Grobler stressed, however, that meeting the 2030 GHG reduction target did not depend on green hydrogen, which was seen as a “sweetener” during the period and was expected to contribute to its subsequent decarbonisation only after 2030.
However, “catalytic” green hydrogen projects would be implemented in the current decade, including one to reuse a 60MW electrolytic in Sasolburg in the Free State to produce 3.5t of the clean energy carrier daily . The resulting green hydrogen would likely be used to support green mobility projects in South Africa, including fueling green hydrogen mining transport trucks.
The group would also collaboratively pursue sustainable aviation fuel (SAF) opportunities before 2030, using green hydrogen in its FT process to produce jet fuel that would likely attract a market premium from airlines. aviation
A study is currently being carried out through the so-called HyShiFT program to produce SAF in collaboration with Linde, Enertrag and Hydregen, initially under the German platform H2Global, to which the project would be tendered.
Sasol was also leading a feasibility study to explore the potential for the development of a green hydrogen derivative export hub at Boegoebaai in the Northern Cape, and had signed a green steel partnership with ArcelorMittal South Africa, to in Saldanha Bay and Vanderbijlpark.

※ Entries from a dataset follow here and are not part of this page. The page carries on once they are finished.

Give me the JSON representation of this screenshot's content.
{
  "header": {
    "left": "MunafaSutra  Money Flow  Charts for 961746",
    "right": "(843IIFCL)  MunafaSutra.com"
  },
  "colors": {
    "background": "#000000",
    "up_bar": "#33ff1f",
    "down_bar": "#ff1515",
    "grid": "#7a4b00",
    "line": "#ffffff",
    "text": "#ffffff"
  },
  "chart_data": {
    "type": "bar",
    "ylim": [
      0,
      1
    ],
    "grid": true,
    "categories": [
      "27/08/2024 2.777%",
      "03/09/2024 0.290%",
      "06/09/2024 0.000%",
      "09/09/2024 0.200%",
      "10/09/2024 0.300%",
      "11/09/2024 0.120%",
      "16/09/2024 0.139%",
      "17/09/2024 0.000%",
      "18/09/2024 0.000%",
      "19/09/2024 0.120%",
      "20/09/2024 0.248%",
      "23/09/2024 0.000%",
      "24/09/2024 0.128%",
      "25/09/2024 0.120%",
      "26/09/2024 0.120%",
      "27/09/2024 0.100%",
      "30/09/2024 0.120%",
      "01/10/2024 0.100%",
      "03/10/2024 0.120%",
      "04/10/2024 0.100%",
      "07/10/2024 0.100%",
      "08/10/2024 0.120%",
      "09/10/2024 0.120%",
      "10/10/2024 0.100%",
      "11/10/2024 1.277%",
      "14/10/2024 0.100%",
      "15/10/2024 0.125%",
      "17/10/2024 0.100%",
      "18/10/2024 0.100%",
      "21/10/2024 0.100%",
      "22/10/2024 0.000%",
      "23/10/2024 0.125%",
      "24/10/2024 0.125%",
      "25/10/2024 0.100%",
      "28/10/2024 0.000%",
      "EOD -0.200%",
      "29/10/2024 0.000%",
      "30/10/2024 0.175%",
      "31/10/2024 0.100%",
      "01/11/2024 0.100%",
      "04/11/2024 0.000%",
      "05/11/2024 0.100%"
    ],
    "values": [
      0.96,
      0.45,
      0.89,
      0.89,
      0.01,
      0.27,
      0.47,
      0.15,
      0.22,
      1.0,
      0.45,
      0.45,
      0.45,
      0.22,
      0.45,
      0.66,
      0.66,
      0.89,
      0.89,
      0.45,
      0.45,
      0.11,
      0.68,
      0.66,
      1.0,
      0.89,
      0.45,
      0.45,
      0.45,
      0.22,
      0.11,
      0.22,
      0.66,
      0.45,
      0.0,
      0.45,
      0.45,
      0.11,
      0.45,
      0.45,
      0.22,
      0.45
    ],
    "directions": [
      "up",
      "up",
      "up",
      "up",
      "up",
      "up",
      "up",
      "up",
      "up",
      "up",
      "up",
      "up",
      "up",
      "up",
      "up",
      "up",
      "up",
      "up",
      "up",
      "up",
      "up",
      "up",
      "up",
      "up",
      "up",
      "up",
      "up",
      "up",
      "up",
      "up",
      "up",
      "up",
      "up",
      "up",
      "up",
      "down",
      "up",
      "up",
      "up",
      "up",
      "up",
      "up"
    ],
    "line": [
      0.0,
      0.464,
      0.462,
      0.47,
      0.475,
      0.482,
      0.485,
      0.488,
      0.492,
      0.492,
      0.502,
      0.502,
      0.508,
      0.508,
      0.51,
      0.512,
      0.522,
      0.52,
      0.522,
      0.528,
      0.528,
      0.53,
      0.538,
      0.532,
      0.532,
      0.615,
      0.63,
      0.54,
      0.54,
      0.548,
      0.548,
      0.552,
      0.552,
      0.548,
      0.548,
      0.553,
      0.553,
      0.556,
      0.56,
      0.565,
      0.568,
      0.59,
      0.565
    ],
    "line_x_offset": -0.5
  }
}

Grobler said reducing electrogen costs to produce green hydrogen between $1/kg and $2/kg would be a key trigger for Sasol’s future green hydrogen strategy and indicated that these prices are likely arise only after 2030.
However, he noted that the incentives available in the US under the recently introduced Inflation Reduction Act would strengthen the competitiveness of green hydrogen in that country, and therefore Sasol was considering prospects for combining its FT technology with power-to-X solutions to produce green fuels and chemicals in this country.
The immediate focus in South Africa, however, would be to replace coal-fired electricity with renewables and move to secure the gas needed to displace coal in its production processes at Secunda.
Recent drilling success in Mozambique saw Sasol extend its gas supply plateau to 2028.
Executive Vice President of Energy Priscilla Mabelane said the extension had given the group more time to strengthen its gas supply options and also eased pressure to conclude a liquefied natural gas (LNG) supply deal, which it described as a “Plan B” if it did not secure more gas from the south. Mozambique through a drilling program.
Sasol expects to invest between R15-25 billion to switch from coal to gas by adding more gas reforming capacity. It hopes to invest an additional 10 billion rand to unlock more gas supplies from Mozambique.
Grobler argued that its gas strategy was unlikely to result in stranded assets as it relied on using Rompco’s existing pipeline and, should LNG be required, a flexible floating storage regasification unit. Sasol no longer thought of a gas pipeline to the north of Mozambique to take advantage of the gas available in the Rovuma basin.
Closing the six coal-fired boilers would also help Sasol meet its minimum emission obligations.
Also, Executive Vice President of Energy Operations and Technology Simon Baloyi reported that the closure would play a role in helping to reduce Sasol’s annual coal consumption, which is expected to decrease by ten million tonnes per year by 2030 relative to the 2017 baseline.